For UI use cases, a single call is fast enough to run synchronously. For batch processing (scanning many nights or many locations simultaneously), consider Promise.all across concurrent calls or a Worker thread.

Bundle size

Module Min+gz
moon-sighting (published package) ~14 KB
DE442S kernel ~31 MB (downloaded separately, not in npm package)

The ephemeris kernel is a binary file that users download at runtime (or self-host). It is not bundled in the npm package.

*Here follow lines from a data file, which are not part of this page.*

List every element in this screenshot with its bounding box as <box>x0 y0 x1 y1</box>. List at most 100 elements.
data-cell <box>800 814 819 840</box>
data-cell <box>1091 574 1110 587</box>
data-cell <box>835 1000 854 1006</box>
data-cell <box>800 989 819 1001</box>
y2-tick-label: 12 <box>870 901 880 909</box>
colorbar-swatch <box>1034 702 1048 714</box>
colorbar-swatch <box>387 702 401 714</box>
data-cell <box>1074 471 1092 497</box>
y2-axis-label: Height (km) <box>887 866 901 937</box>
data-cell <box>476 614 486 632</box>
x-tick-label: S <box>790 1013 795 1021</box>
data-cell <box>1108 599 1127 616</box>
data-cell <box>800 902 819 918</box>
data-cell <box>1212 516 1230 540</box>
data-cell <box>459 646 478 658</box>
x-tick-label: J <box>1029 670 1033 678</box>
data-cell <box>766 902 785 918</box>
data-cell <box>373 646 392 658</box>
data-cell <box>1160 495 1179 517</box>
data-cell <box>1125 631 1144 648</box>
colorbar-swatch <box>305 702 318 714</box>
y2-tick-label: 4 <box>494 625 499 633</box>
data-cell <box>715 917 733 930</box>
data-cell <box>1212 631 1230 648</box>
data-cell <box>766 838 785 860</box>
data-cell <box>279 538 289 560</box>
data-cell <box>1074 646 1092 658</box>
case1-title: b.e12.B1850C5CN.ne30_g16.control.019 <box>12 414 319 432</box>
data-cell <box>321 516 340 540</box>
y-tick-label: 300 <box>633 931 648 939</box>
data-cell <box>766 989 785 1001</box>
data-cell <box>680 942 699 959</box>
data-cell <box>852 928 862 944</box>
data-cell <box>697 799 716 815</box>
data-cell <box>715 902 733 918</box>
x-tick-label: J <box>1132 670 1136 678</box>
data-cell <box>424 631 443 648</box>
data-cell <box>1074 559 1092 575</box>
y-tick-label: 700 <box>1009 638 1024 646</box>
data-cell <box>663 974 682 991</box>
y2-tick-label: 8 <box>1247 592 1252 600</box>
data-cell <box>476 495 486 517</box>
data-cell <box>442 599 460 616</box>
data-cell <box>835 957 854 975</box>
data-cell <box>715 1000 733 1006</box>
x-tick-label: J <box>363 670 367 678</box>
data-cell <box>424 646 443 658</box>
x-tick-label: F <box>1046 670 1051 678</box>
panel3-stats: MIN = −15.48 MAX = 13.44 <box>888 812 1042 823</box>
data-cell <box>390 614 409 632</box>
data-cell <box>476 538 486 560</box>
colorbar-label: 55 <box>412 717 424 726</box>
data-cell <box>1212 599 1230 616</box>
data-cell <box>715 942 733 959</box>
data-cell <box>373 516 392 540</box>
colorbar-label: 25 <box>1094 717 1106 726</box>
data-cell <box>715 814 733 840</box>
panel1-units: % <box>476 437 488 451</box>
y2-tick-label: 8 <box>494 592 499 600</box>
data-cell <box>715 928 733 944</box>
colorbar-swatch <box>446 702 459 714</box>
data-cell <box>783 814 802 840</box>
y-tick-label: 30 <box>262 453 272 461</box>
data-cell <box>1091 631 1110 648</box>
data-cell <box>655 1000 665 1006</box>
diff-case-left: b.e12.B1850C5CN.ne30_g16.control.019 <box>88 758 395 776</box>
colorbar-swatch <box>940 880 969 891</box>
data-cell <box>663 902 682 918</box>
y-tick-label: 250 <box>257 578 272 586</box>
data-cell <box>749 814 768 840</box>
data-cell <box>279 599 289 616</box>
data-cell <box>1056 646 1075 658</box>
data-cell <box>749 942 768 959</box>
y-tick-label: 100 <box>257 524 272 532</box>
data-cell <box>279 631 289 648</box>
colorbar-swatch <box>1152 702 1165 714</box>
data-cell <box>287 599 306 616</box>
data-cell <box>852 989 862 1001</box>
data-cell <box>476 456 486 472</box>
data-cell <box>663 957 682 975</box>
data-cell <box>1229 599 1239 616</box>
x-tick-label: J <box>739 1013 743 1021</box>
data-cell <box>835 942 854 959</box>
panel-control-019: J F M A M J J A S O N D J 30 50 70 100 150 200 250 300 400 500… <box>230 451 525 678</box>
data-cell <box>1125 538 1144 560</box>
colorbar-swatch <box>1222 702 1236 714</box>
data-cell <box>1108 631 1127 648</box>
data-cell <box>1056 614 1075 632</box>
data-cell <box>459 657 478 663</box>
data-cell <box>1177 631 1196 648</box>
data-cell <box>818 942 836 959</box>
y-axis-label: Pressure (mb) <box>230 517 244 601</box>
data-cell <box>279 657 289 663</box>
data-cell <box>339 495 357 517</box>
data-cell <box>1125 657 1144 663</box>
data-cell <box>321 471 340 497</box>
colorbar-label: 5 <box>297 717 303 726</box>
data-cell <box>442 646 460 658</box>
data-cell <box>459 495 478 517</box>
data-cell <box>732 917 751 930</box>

See the Getting Started page for setup.

Reproducing the benchmarks

import { visibility } from 'moon-sighting';

const observer = { lat: 21.39, lng: 39.86, elevation: 277 };
const baseDate = new Date(2023, 0, 1);

const dates = Array.from({ length: 100 }, (_, i) => {
  const d = new Date(baseDate);
  d.setDate(d.getDate() + i);
  return d;
});

const start = performance.now();
for (const date of dates) {
  visibility({ ...observer, date });
}
const elapsed = performance.now() - start;

console.log(`${(elapsed / dates.length).toFixed(1)} ms/call`);
console.log(`${elapsed.toFixed(0)} ms total for ${dates.length} calls`);

Run with node --version >= 20 after placing the DE442S kernel file in the working directory.